Stanislav raised his fingers to his lips in an exaggerated gesture, and Dalip realised that there was something in the woods behind him. He didn’t need to turn around and look, he could feel it at his back, watching him, hot and hairy and hungry.

The only weapons they had were sticks, and his kirpan, which was more ornamental than not: blunt, as Mama had called it. He was supposed to use it to defend himself and others◦– that’s what the Guru said◦– but he’d never needed to do either, until now.

His hand rested on the hilt, and he drew it, trying not to make a sound. It was a tiny thing compared with his grandfather’s foot-long sword, but it was all he had and he felt better for holding it.

Stanislav rose from his crouch. He was holding a stout branch, with a heavy knot of wood at one end. The way he moved it easily from hand to hand showed he was no stranger to improvised clubs. He was testing its weight, how it would move and how hard he’d have to grip it to stop it slipping when he used it.

No one else was awake. That struck Dalip as a mistake, for surely they’d need everyone to defend each other. The Romanian woman, Elena, was closest, and he got down on all fours, ready to crawl towards her.

He glanced up. Wolves. And not only wolves.

There was a man. At least, he was guessing it was a man. He was tall and broad, with a hood that may have been made out of the actual head of another wolf. The detail of his face was lost, though his breath came in heavy clouds of mist that rolled out and down. In each hand, he had a wolf on a chain that was tight with anticipation.

He knew where they were, so there seemed little point in trying to be quiet and hoping he’d pass by.

‘Elena. Elena, wake up.’

She rolled away from him with a moan, then rolled back, eyes white and open.

‘Visitor,’ he said, and nodded in the direction of the wolves and their handler, who he assumed for the sake of sanity was human. That they might not be caused his gut to tighten and his bladder loosen. ‘Wake the others.’

One by one, they were stirred, and they instinctively retreated to the fire. Dalip reached into his pocket for his stubby torch, clicked the switch, and nothing happened.

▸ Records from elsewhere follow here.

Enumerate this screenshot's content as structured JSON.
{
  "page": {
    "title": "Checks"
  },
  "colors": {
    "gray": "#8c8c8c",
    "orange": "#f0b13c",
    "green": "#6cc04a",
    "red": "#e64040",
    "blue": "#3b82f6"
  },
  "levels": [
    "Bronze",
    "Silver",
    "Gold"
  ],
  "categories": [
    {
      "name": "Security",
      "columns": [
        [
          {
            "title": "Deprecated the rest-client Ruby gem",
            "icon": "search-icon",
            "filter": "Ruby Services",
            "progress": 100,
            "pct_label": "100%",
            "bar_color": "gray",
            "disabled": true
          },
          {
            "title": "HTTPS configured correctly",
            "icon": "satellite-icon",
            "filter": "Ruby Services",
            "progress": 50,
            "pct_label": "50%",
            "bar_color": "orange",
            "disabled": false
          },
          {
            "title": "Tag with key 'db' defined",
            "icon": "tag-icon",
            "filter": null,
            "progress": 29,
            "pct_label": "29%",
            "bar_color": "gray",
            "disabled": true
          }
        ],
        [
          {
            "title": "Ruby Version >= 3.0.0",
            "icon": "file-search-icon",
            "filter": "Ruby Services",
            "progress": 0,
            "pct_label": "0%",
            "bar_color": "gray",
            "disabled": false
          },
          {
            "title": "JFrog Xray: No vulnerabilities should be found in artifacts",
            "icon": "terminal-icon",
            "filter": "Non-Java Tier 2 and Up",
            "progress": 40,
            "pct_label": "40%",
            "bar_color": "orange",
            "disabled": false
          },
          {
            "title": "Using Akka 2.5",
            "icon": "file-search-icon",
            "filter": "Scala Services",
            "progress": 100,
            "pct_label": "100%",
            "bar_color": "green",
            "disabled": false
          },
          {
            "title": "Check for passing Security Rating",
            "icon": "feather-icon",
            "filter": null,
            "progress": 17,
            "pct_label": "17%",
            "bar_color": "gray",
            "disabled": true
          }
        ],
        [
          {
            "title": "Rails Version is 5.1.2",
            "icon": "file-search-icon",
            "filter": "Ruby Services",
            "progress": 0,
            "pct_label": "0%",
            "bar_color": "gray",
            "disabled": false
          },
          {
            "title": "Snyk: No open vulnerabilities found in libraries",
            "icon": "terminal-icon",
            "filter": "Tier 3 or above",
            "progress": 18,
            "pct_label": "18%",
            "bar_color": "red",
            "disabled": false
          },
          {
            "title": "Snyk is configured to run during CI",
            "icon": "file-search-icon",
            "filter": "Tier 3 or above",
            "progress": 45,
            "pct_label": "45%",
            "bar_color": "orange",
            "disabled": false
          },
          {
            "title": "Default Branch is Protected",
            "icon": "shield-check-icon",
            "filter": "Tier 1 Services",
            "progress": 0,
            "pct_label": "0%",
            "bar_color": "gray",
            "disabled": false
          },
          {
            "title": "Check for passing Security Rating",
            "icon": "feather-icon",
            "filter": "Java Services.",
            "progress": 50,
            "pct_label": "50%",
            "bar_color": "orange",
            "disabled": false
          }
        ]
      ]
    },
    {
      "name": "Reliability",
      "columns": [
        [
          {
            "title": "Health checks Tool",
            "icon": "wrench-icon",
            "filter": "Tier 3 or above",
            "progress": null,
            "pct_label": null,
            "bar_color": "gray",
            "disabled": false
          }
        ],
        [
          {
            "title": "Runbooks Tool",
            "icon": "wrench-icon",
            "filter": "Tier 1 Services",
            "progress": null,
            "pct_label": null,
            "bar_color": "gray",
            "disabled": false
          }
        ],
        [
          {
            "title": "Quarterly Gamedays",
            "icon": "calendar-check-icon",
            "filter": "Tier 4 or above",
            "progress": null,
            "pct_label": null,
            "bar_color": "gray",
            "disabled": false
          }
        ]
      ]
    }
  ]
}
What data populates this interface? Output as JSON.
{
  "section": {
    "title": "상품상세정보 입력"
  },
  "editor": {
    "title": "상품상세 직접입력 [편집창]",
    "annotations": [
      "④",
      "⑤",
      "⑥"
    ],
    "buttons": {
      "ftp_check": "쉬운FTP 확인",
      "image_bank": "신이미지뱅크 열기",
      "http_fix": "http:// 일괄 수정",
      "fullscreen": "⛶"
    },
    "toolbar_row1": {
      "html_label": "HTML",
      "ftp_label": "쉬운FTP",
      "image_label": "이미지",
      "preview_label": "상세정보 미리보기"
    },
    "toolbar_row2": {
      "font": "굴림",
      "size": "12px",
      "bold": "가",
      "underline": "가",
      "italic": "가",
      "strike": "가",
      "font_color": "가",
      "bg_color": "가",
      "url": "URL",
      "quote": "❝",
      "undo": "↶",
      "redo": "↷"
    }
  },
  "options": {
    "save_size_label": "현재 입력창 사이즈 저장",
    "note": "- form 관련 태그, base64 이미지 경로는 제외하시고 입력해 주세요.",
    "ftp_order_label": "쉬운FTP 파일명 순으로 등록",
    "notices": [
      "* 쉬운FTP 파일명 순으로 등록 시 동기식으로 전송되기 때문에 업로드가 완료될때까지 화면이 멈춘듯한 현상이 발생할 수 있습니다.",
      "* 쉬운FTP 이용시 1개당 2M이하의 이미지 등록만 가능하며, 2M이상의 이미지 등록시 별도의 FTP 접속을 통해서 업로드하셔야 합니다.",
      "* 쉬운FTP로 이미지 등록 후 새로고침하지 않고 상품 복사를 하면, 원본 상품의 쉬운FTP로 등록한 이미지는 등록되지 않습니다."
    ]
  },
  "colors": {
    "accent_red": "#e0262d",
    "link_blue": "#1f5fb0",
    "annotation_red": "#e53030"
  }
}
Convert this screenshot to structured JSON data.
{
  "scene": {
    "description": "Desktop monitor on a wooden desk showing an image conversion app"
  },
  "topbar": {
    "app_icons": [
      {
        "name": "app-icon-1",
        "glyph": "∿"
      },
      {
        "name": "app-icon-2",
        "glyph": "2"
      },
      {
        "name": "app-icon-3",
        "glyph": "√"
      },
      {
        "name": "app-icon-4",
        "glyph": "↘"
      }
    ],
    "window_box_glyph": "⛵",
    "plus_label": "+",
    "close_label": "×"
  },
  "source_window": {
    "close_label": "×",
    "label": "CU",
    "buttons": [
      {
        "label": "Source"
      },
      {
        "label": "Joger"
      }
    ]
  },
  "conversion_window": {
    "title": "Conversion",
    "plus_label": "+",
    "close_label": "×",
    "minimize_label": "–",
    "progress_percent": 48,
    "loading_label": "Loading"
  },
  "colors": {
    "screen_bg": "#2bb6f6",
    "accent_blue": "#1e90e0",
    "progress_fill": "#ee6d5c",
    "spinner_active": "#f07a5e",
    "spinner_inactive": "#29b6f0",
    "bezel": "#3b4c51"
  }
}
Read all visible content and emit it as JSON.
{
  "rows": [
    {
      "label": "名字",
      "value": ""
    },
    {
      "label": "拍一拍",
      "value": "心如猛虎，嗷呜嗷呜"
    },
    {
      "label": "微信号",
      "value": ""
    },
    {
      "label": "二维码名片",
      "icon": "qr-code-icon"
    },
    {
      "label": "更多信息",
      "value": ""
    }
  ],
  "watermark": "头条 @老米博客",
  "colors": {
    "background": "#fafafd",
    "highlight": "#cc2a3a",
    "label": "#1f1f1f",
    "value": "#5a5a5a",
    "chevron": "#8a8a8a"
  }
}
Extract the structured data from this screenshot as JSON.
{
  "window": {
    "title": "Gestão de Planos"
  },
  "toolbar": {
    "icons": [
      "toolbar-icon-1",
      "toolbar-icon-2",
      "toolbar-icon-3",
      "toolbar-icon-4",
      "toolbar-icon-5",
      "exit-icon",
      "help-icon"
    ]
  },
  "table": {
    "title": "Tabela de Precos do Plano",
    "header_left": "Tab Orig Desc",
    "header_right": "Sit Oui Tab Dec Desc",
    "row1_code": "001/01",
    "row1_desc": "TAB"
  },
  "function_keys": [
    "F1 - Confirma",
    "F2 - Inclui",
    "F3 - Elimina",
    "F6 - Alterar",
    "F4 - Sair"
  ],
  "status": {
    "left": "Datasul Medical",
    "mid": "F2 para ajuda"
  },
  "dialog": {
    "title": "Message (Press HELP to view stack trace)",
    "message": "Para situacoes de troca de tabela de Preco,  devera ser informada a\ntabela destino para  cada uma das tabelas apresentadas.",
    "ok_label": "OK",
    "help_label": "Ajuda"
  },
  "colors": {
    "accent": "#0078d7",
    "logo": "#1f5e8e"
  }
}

He banged it against his leg, and tried again. When he lifted it up and shook it, drops of salty seawater leaked out. That, he presumed, was the end of the torch, and he dropped it by his feet.

In amongst the trees, a wolf shook its head, and its chain rattled: an odd, light sound. The man didn’t move at all, and the time they spent staring at each other stretched past breaking point.